# Xorg  and internet on VMware Fusion 4



## JayBlue (Mar 14, 2012)

Hello,

I was planning on running 9.0 on a VM learn from the handbook and everything around until I am confident to use it as my main OS without issues.

Though, I don't seem to be able install x.org without internet (I get an error http://postimage.org/image/zdmpbciwd/) and I don't really know how to configure my internet as I am using a dongle, I made the VM use NAT but I failed at that too. I kept looking around and searching, tried everything I could find hoping I'd hit but it all missed.

I am using the dvd1.iso to install directly without burning it to a dvd (though I have the memstick and the cd too).

I don't really know what I am missing or doing wrong, can anyone help so that I can get  through post-installation configuration after all this time? 


Thanks in advance


----------



## SirDice (Mar 14, 2012)

Use DHCP on the FreeBSD guest.
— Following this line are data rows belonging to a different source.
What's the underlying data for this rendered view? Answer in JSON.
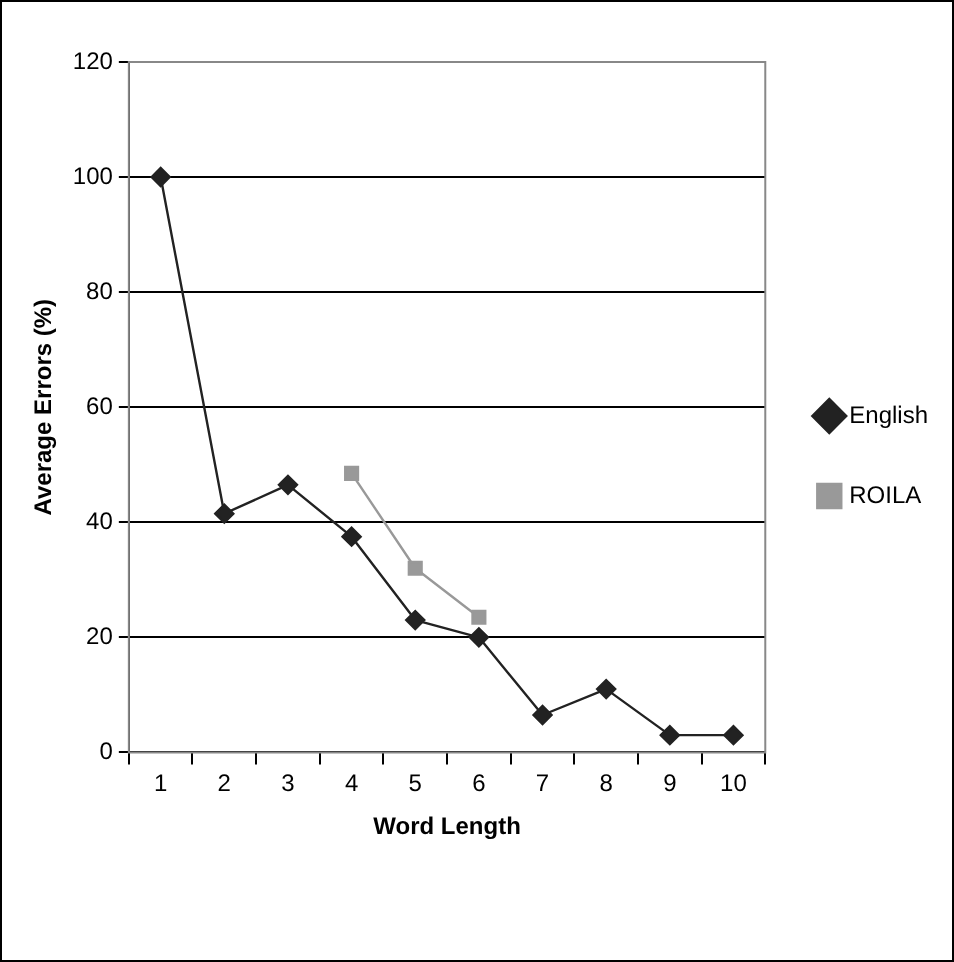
{
  "chart_data": {
    "type": "line",
    "xlabel": "Word Length",
    "ylabel": "Average Errors (%)",
    "categories": [
      "1",
      "2",
      "3",
      "4",
      "5",
      "6",
      "7",
      "8",
      "9",
      "10"
    ],
    "series": [
      {
        "name": "English",
        "color": "#222222",
        "marker": "diamond",
        "values": [
          100,
          41.5,
          46.5,
          37.5,
          23,
          20,
          6.5,
          11,
          3,
          3
        ]
      },
      {
        "name": "ROILA",
        "color": "#999999",
        "marker": "square",
        "values": [
          null,
          null,
          null,
          48.5,
          32,
          23.5,
          null,
          null,
          null,
          null
        ]
      }
    ],
    "ylim": [
      0,
      120
    ],
    "yticks": [
      0,
      20,
      40,
      60,
      80,
      100,
      120
    ],
    "grid": "y",
    "legend": "right"
  }
}
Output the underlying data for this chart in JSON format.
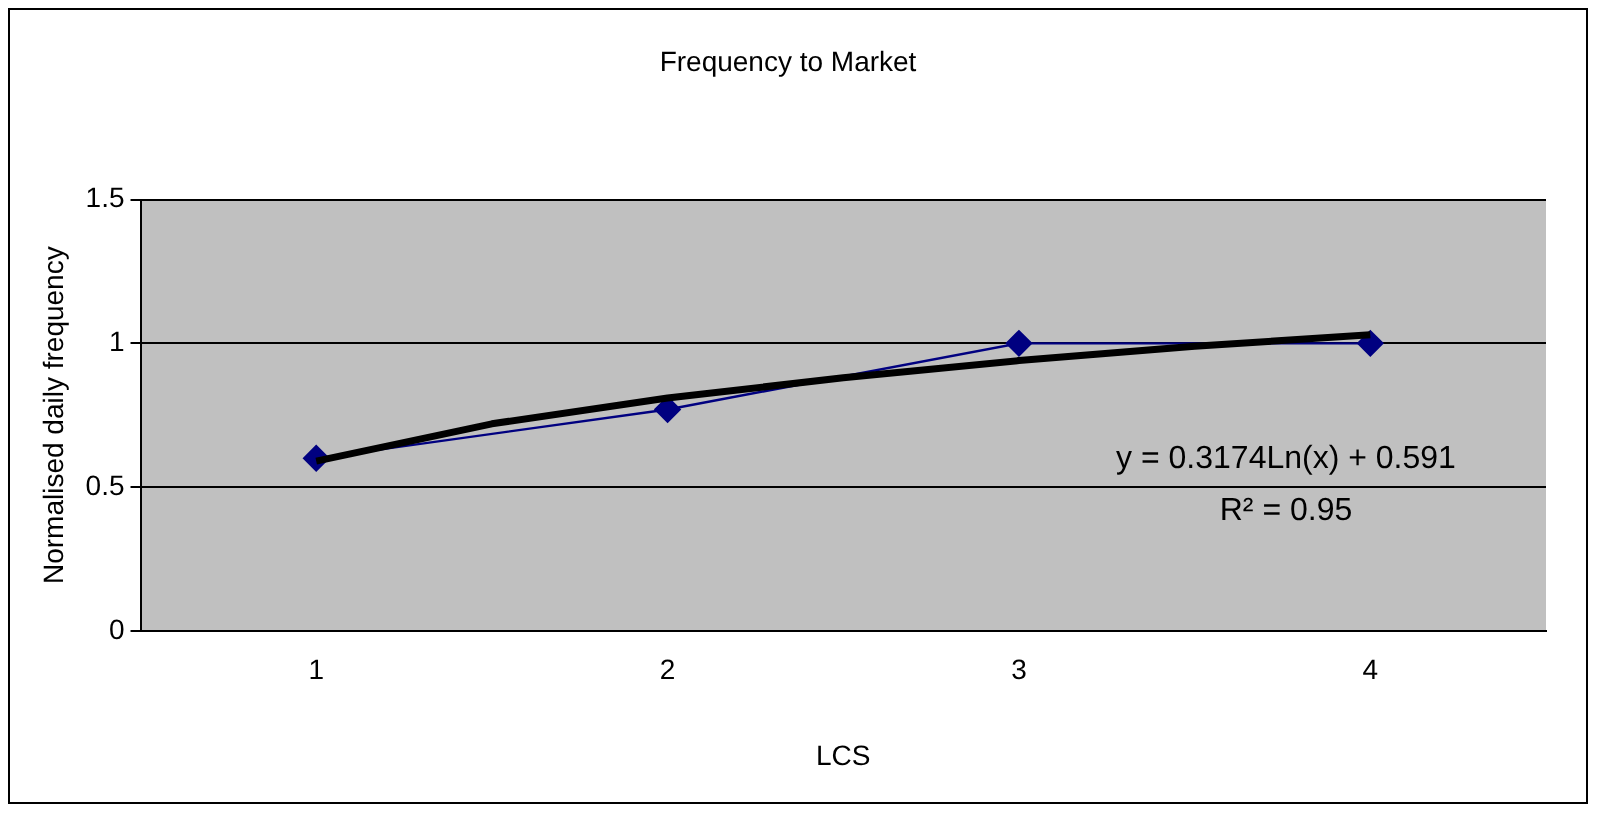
{
  "chart_data": {
    "type": "line",
    "title": "Frequency to Market",
    "xlabel": "LCS",
    "ylabel": "Normalised daily frequency",
    "x": [
      1,
      2,
      3,
      4
    ],
    "series": [
      {
        "color": "#000080",
        "values": [
          0.6,
          0.77,
          1.0,
          1.0
        ],
        "marker": "diamond"
      },
      {
        "type": "line",
        "color": "#000000",
        "x": [
          1,
          1.5,
          2,
          2.5,
          3,
          3.5,
          4
        ],
        "values": [
          0.59,
          0.72,
          0.81,
          0.88,
          0.94,
          0.99,
          1.03
        ],
        "marker": "none"
      }
    ],
    "xlim": [
      0.5,
      4.5
    ],
    "xticks": [
      1,
      2,
      3,
      4
    ],
    "ylim": [
      0,
      1.5
    ],
    "yticks": [
      0,
      0.5,
      1,
      1.5
    ],
    "grid": "y",
    "annotations": [
      "y = 0.3174Ln(x) + 0.591",
      "R² = 0.95"
    ]
  }
}
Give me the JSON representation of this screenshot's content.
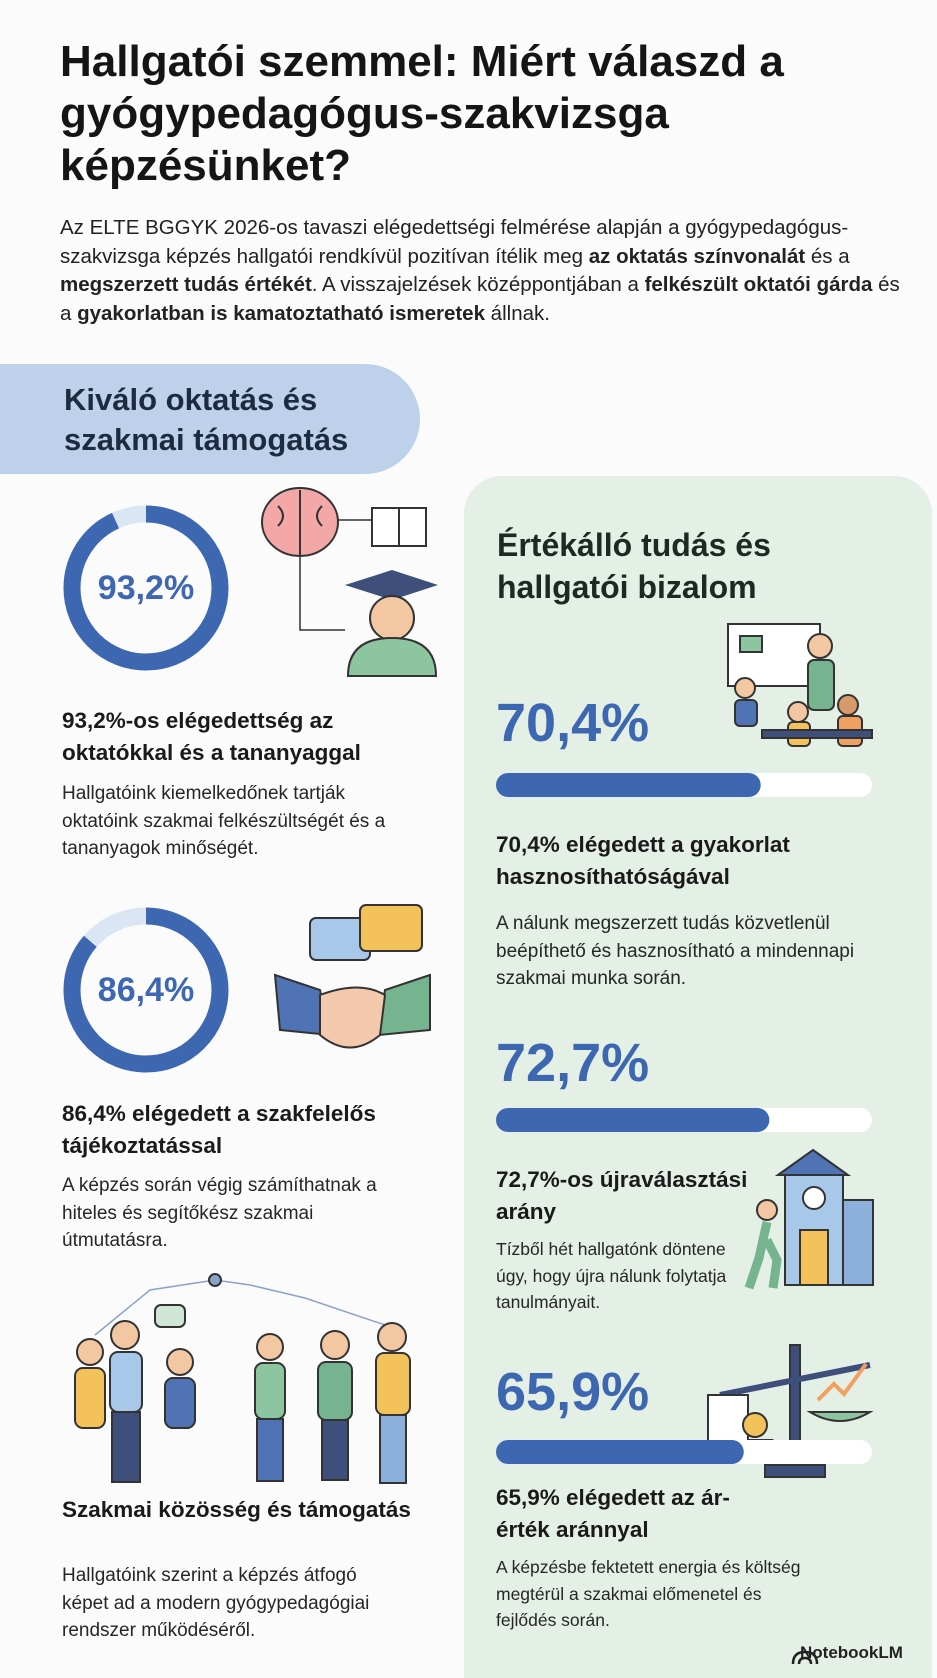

Depending on how your internet is setup, set the VM to use host based or NAT networking. DHCP should do the rest on the FreeBSD side.


----------



## JayBlue (Mar 14, 2012)

I can't believe I've been looking for a work-around without internet all this time when this works. When I tried to configure it before, I got like 5 interfaces and when I tried DHCP with half of them I had to enter things manually, so I just assumed that I will have to have extra information. Now I just went through it all until I found the right one.

Thanks a lot, at last I can do something


----------